Le risque accru de récession dans la zone euro, au regard d’une possible rupture des approvisionnements en gaz de Russie, incite cependant certains responsables de la BCE à plus de prudence dans le rythme de la hausse du coût du crédit.
Sollicité, un porte-parole de la BCE n’a pas souhaité s’exprimer, se réfugiant derrière le devoir de réserve de l’institution à l’approche de la publication de son communiqué de politique monétaire.
L’euro, qui est monté mardi à un sommet de presque deux semaines, prenait 1,21% à 1,0264 dollar vers 11h15 GMT, tandis que le rendement du Bund allemand à deux ans, référence pour la zone euro, grimpait de huit points de base à 0,599% après avoir touché en séance 0,63%.
Si depuis juin la BCE a évoqué une hausse graduelle de ses taux, sa présidente, Christine Lagarde, a par la suite noté qu’il y avait « clairement des conditions dans lesquelles le caractère graduel ne serait pas approprié ».
Les chiffres définitifs publiés mardi par Eurostat montrent que l’inflation dans la zone euro a atteint en juin son plus haut niveau historique (+8,6% sur un an), alors que les pressions sur les prix ont continué à se propager à différents secteurs.
La Commission européenne (CE) prévoit que l’inflation en zone euro ne retombera qu’à 4,0% l’an prochain, bien loin de l’objectif de 2% de la BCE, ce qui accroît le risque que la flambée des prix alimente celle des salaires, déclenchant une spirale difficile à maîtriser.
AIDE SOUS CONDITIONS
Les responsables de la BCE annonceront également jeudi un nouveau programme d’achat d’obligations, visant à plafonner les coûts d’emprunt des Etats membres lorsqu’ils sont jugés en décalage avec la réalité économique, comme ce fut le cas début juin en Grèce, en Italie, en Espagne et au Portugal, selon les sources.

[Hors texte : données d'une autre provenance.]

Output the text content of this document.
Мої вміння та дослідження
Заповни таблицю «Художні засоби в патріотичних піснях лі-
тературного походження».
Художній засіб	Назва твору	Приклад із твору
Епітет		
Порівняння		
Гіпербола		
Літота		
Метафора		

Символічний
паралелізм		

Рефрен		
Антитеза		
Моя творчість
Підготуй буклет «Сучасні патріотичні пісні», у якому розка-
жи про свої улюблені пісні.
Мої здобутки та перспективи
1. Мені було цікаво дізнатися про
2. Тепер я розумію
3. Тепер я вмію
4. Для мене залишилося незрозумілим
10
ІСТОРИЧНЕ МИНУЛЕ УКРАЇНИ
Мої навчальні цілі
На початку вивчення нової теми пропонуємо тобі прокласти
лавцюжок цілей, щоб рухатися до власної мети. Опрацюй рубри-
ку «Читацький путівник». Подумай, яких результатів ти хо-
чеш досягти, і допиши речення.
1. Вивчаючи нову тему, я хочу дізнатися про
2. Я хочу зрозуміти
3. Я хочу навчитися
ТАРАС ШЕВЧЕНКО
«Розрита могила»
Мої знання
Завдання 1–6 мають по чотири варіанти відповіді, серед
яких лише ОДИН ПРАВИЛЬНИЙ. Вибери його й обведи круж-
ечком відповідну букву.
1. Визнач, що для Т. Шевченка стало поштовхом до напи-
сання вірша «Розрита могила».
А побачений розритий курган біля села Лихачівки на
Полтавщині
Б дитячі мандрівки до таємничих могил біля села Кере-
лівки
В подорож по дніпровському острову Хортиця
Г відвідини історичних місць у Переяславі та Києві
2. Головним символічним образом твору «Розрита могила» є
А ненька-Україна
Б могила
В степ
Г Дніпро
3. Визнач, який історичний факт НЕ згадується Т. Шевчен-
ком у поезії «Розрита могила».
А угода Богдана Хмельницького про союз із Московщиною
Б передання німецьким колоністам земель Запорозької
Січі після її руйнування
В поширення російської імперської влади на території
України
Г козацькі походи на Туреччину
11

Cette mesure de soutien revêt désormais une importance capitale pour la zone euro, l’Italie étant plongée dans l’incertitude politique depuis la démission de Mario Draghi alors que le président du Conseil doit s’adresser mercredi au Parlement.
La BCE devrait toutefois conditionner son aide au respect par les Etats membres, qui en bénéficieront, des objectifs fixés par la Commission européenne en matière d’accès aux fonds de la Facilité pour la reprise et la résilience (FRR) de l’Union européenne, ont indiqué les sources.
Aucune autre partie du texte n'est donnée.